11:15-11:45am PT / 12:15-12:45pm MT / 1:15-1:45pm CT / 2:15-2:45pm ET
Optical mineralogy reference tutorials and unknowns on YouTube
Matt Kohn, Boise State University
These videos are not directly an activity, but rather serve as a publicly-available foundation for upper level undergraduate lab instruction in optical mineralogy and igneous and metamorphic petrology. A set of ~50 reference tutorials covers most major minerals (quartz, plagioclase, garnet, etc.) plus some key topics in optical mineralogy (pleochroism, cleavage, etc.). These tutorials have voice-over explanations and options for comments. Another ~200 videos show "unknowns" – rocks that have readily identifiable minerals, but without explanation or option for comments. A google doc answer key is available to instructors for the unknowns, along with a list of topics that I use the rocks to teach about (pleochroism, relief, textures etc.). The videos serve as a reference point summarizing key mineral characteristics, and as an on-line option for viewing minerals in thin section.

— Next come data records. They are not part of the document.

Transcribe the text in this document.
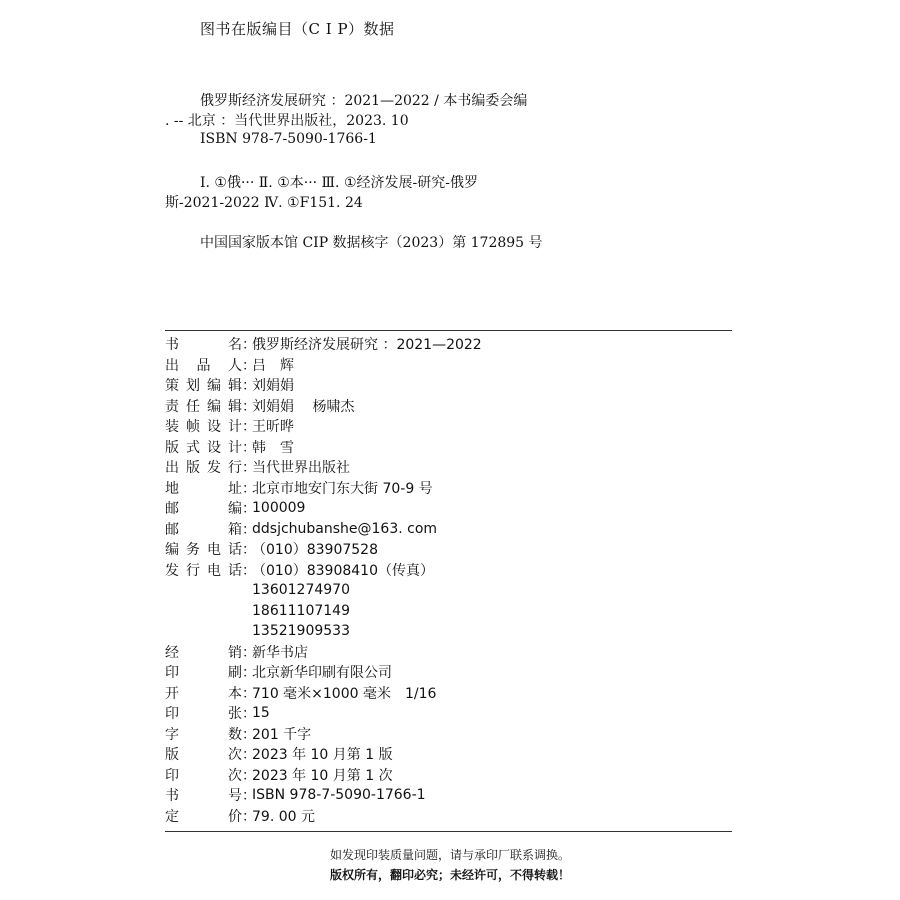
图书在版编目（C I P）数据
俄罗斯经济发展研究 ：2021—2022 / 本书编委会编
. -- 北京 ：当代世界出版社，2023. 10
ISBN 978-7-5090-1766-1
Ⅰ. ①俄··· Ⅱ. ①本··· Ⅲ. ①经济发展-研究-俄罗
斯-2021-2022 Ⅳ. ①F151. 24
中国国家版本馆 CIP 数据核字（2023）第 172895 号
书	名 ：
俄罗斯经济发展研究 ：2021—2022
出 品 人 ：
吕　辉
策 划 编 辑 ：
刘娟娟
责 任 编 辑 ：
刘娟娟　 杨啸杰
装 帧 设 计 ：
王昕晔
版 式 设 计 ：
韩　雪
出 版 发 行 ：
当代世界出版社
地	址 ：
北京市地安门东大街 70-9 号
邮	编 ：
100009
邮	箱 ：
ddsjchubanshe@163. com
编 务 电 话 ：
（010）83907528
发 行 电 话 ：
（010）83908410（传真）
13601274970
18611107149
13521909533
经	销 ：
新华书店
印	刷 ：
北京新华印刷有限公司
开	本 ：
710 毫米×1000 毫米　1/16
印	张 ：
15
字	数 ：
201 千字
版	次 ：
2023 年 10 月第 1 版
印	次 ：
2023 年 10 月第 1 次
书	号 ：
ISBN 978-7-5090-1766-1
定	价 ：
79. 00 元
如发现印装质量问题，请与承印厂联系调换。
版权所有，翻印必究；未经许可，不得转载！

11:15-11:45am PT / 12:15-12:45pm MT / 1:15-1:45pm CT / 2:15-2:45pm ET
Urban Thermal Energy Modeling in high school Chemistry classrooms
Bess Caplan, Cary Institute of Ecosystem Studies
Alan Berkowitz, Cary Institute of Ecosystem Studies
The Integrating Chemistry and Earth science (ICE) project developed a new high school chemistry curriculum that infuses Earth science content into a traditional high school chemistry course. In the Thermochemistry Unit, students explore Heat Energy pathways in Urban Baltimore. Teachers use an embedded assessment 2-3 times during instruction to evaluate student understanding and assess learning about how heat energy is transferred, stored and released in urban areas. Teachers pair these assessments with lessons on the heat capacity of urban materials (brick, concrete, marble) and a schoolyard heat exploration using infrared thermometers to help students understand that heat energy behaves differently in urban vs. rural settings. Student outcomes include a more nuanced understanding of how the urban structure influences the behavior of heat energy and how human-built structures contribute to the Urban Heat Island Effect.